En la economía de hoy, muchos sectores –telecomunicaciones, televisión por cable, buscadores digitales, seguros de salud, productos farmacéuticos, agronegocios y muchos más– no se pueden entender mirándolos a través de la lente de la competencia. En estos sectores, la competencia que existe es oligopólica, no es la competencia “pura” que se describe en los libros de texto. Se puede definir a unos pocos sectores como sectores “tomadores de precios”; las empresas son tan pequeñas que no tienen ningún efecto sobre el precio de mercado. La agricultura es el ejemplo más claro, pero la intervención gubernamental en el sector es enorme, y los precios no se establecen, primordialmente, a través de las fuerzas del mercado

El Consejo de Asesores Económicos (CEA) del presidente estadounidense Barack Obama, dirigido por Jason Furman, ha intentado calcular la magnitud del aumento en la concentración de mercado y algunas de sus implicaciones. En la mayoría de las industrias, de acuerdo con el CEA, las métricas estándar muestran grandes –y en algunos casos, dramáticos– aumentos en la concentración de mercado. El porcentaje de participación en el mercado de los depósitos de los diez primeros bancos, por ejemplo, aumentó de un nivel aproximado del 20% al 50% en tan sólo 30 años, entre 1980 y 2010.



Parte del aumento en el poder de mercado viene como resultado de cambios en la tecnología y la estructura económica: considere las economías en red y el crecimiento de las industrias del sector de servicios a nivel local. Una parte de dicho aumento de poder se debe a que las empresas –Microsoft y las compañías farmacéuticas son buenos ejemplos– han aprendido de mejor manera la forma de erigir y mantener barreras de ingreso, a menudo con el apoyo de fuerzas políticas conservadoras que justifican la laxa imposición de legislación antimonopólica y el fracaso en la imposición de limitaciones al poder de mercado basándose en el razonamiento que indica que los mercados son competitivos “naturalmente”. Otra parte del mencionado aumento refleja el abuso descarado y el apalancamiento de dicho poder de mercado a través de procesos políticos: los grandes bancos, por ejemplo, presionaron al Congreso de Estados Unidos mediante acciones de lobby para que modifique o derogue legislación que separa la banca comercial de otras áreas de las finanzas.
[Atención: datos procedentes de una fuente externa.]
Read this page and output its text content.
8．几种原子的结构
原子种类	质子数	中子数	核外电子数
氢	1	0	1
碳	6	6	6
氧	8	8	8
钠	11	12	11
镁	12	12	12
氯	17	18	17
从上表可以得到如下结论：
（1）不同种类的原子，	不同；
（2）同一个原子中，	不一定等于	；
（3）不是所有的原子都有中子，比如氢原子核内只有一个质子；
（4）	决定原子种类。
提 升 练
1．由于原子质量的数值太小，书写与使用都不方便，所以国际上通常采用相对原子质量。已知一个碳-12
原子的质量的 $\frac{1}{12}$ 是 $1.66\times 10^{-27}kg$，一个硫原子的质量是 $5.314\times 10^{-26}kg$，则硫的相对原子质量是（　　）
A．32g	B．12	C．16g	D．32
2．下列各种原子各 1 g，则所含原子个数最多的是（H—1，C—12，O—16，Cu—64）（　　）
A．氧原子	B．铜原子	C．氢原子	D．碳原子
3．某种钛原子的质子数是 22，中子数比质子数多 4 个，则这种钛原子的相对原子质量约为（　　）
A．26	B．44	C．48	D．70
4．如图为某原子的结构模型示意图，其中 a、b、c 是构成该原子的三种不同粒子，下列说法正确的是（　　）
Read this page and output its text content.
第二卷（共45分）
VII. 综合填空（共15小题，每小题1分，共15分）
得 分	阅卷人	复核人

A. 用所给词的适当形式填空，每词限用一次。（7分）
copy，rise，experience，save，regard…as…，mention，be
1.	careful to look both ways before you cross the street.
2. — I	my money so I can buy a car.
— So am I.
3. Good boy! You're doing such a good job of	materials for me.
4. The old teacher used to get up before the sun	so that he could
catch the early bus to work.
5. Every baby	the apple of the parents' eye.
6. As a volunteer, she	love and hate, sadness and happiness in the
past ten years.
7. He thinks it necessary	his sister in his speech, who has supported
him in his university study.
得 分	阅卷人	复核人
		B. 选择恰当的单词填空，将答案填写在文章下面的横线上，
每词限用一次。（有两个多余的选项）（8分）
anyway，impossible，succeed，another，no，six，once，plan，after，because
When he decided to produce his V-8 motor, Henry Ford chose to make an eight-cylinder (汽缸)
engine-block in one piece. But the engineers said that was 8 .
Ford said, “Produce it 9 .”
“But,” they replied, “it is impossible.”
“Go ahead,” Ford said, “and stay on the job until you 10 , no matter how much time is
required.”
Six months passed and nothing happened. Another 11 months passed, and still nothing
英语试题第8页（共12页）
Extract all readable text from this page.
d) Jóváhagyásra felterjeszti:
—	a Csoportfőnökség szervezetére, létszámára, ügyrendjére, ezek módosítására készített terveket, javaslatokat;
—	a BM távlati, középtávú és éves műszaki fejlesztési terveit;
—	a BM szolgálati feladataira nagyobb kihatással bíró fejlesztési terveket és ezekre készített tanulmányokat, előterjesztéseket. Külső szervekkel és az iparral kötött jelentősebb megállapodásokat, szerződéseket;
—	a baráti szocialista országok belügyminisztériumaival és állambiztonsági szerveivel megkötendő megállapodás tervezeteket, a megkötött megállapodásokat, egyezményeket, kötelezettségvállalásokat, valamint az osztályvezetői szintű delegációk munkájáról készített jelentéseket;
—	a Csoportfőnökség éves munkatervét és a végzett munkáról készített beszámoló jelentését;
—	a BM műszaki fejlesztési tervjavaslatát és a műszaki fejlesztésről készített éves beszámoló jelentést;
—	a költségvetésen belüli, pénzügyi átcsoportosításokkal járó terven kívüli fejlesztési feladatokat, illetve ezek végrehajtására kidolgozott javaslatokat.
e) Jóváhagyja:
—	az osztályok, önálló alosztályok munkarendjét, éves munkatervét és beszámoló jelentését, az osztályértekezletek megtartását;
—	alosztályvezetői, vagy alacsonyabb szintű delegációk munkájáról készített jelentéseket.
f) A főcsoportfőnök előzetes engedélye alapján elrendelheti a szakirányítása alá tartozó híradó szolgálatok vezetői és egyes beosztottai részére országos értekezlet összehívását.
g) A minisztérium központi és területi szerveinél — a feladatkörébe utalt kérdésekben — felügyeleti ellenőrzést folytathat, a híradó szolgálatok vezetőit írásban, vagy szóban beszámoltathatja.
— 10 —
Las consecuencias se pueden evidenciar en los datos, que muestran un aumento de la desigualdad en todos los niveles, no sólo a lo largo del espectro de los individuos, sino también a lo largo y ancho de las empresas. El informe del CEA señaló que “las empresas que están en el 90 percentil ven rendimientos sobre sus inversiones en capital que son más de cinco veces la mediana. Este ratio estaba más próximo a dos veces la mediana sólo hace un cuarto de siglo atrás”.

Joseph Schumpeter, uno de los grandes economistas del siglo XX, argumentó que uno no debe preocuparse por el poder del monopolio: los monopolios sólo llegarían a ser temporales. Se daría una feroz competencia por el mercado y esta competencia sustituiría la competencia en el mercado y se garantizaría que los precios se mantuvieran competitivos.

Mi propio trabajo teórico ya tiempo atrás mostró los defectos en el análisis de Schumpeter, y ahora los resultados empíricos proporcionan una fuerte confirmación. Los mercados de hoy en día se caracterizan por la persistencia de elevadas ganancias monopolistas.

Las implicaciones de esto son profundas. Muchas de las suposiciones acerca de la economía de mercado se basan en la aceptación del modelo competitivo, con rendimientos marginales conmensurados a las contribuciones sociales. Este punto de vista ha dado lugar a dudas acerca de la intervención oficial: si los mercados son fundamentalmente eficientes y justos, es poco lo que incluso el mejor de los gobiernos podría hacer para mejorar la situación. Pero si los mercados se basan en la explotación, la lógica que justifica una actitud laissez-faire desaparece. En efecto, en ese caso, la batalla contra el poder atrincherado no sólo es una batalla por la democracia, sino también por la eficiencia y la prosperidad compartida.